A multifaceted evaluation of representation of graphemes for practically effective Bangla OCR

Koushik Roy, Md. Sazzad Hossain, Pritom Kumar Saha, Shadman Rohan, Imranul Ashrafi, Ifty Mohammad Rezwan, Fuad Rahman, B. M. Mainul Hossain, Ahmedul Kabir, Nabeel Mohammed

Published: 2024, Last Modified: 25 Apr 2026Int. J. Document Anal. Recognit. 2024EveryoneRevisionsBibTeXCC BY-SA 4.0

Abstract: Bangla Optical Character Recognition (OCR) poses a unique challenge due to the presence of hundreds of diverse conjunct characters formed by the combination of two or more letters. In this paper, we propose two novel grapheme representation methods that improve the recognition of these conjunct characters and the overall performance of OCR in Bangla. We have utilized the popular Convolutional Recurrent Neural Network architecture and implemented our grapheme representation strategies to design the final labels of the model. Due to the absence of a large-scale Bangla word-level printed dataset, we created a synthetically generated Bangla corpus containing 2 million samples that are representative and sufficiently varied in terms of fonts, domain, and vocabulary size to train our Bangla OCR model.

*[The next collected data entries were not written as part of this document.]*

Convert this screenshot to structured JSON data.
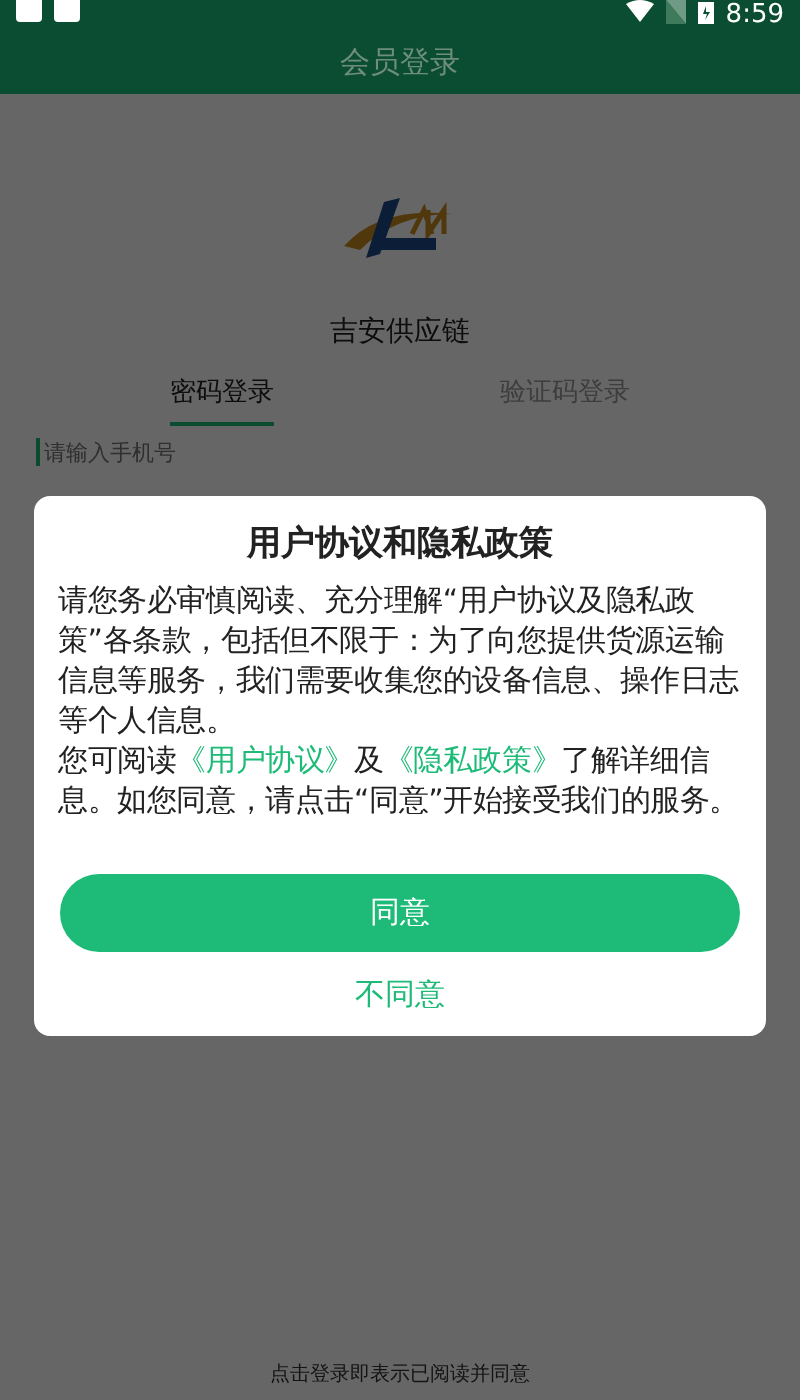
{
  "status_bar": {
    "time": "8:59"
  },
  "header": {
    "title": "会员登录"
  },
  "app_name": "吉安供应链",
  "tabs": [
    {
      "label": "密码登录",
      "selected": true
    },
    {
      "label": "验证码登录",
      "selected": false
    }
  ],
  "phone_field": {
    "placeholder": "请输入手机号"
  },
  "footer_note": "点击登录即表示已阅读并同意",
  "dialog": {
    "title": "用户协议和隐私政策",
    "paragraphs": [
      [
        {
          "kind": "text",
          "text": "请您务必审慎阅读、充分理解“用户协议及隐私政策”各条款，包括但不限于：为了向您提供货源运输信息等服务，我们需要收集您的设备信息、操作日志等个人信息。"
        }
      ],
      [
        {
          "kind": "text",
          "text": "您可阅读"
        },
        {
          "kind": "link",
          "text": "《用户协议》"
        },
        {
          "kind": "text",
          "text": "及"
        },
        {
          "kind": "link",
          "text": "《隐私政策》"
        },
        {
          "kind": "text",
          "text": "了解详细信息。如您同意，请点击“同意”开始接受我们的服务。"
        }
      ]
    ],
    "agree_button": "同意",
    "decline_link": "不同意"
  }
}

To test the various aspects of our model, we have also created 6 test protocols. Finally, to establish the generalizability of our grapheme representation methods, we have performed training and testing on external handwriting datasets. Experimental results proved the effectiveness of our novel approach. Furthermore, our synthetically generated training dataset and the test protocols are made available to serve as benchmarks for future Bangla OCR research.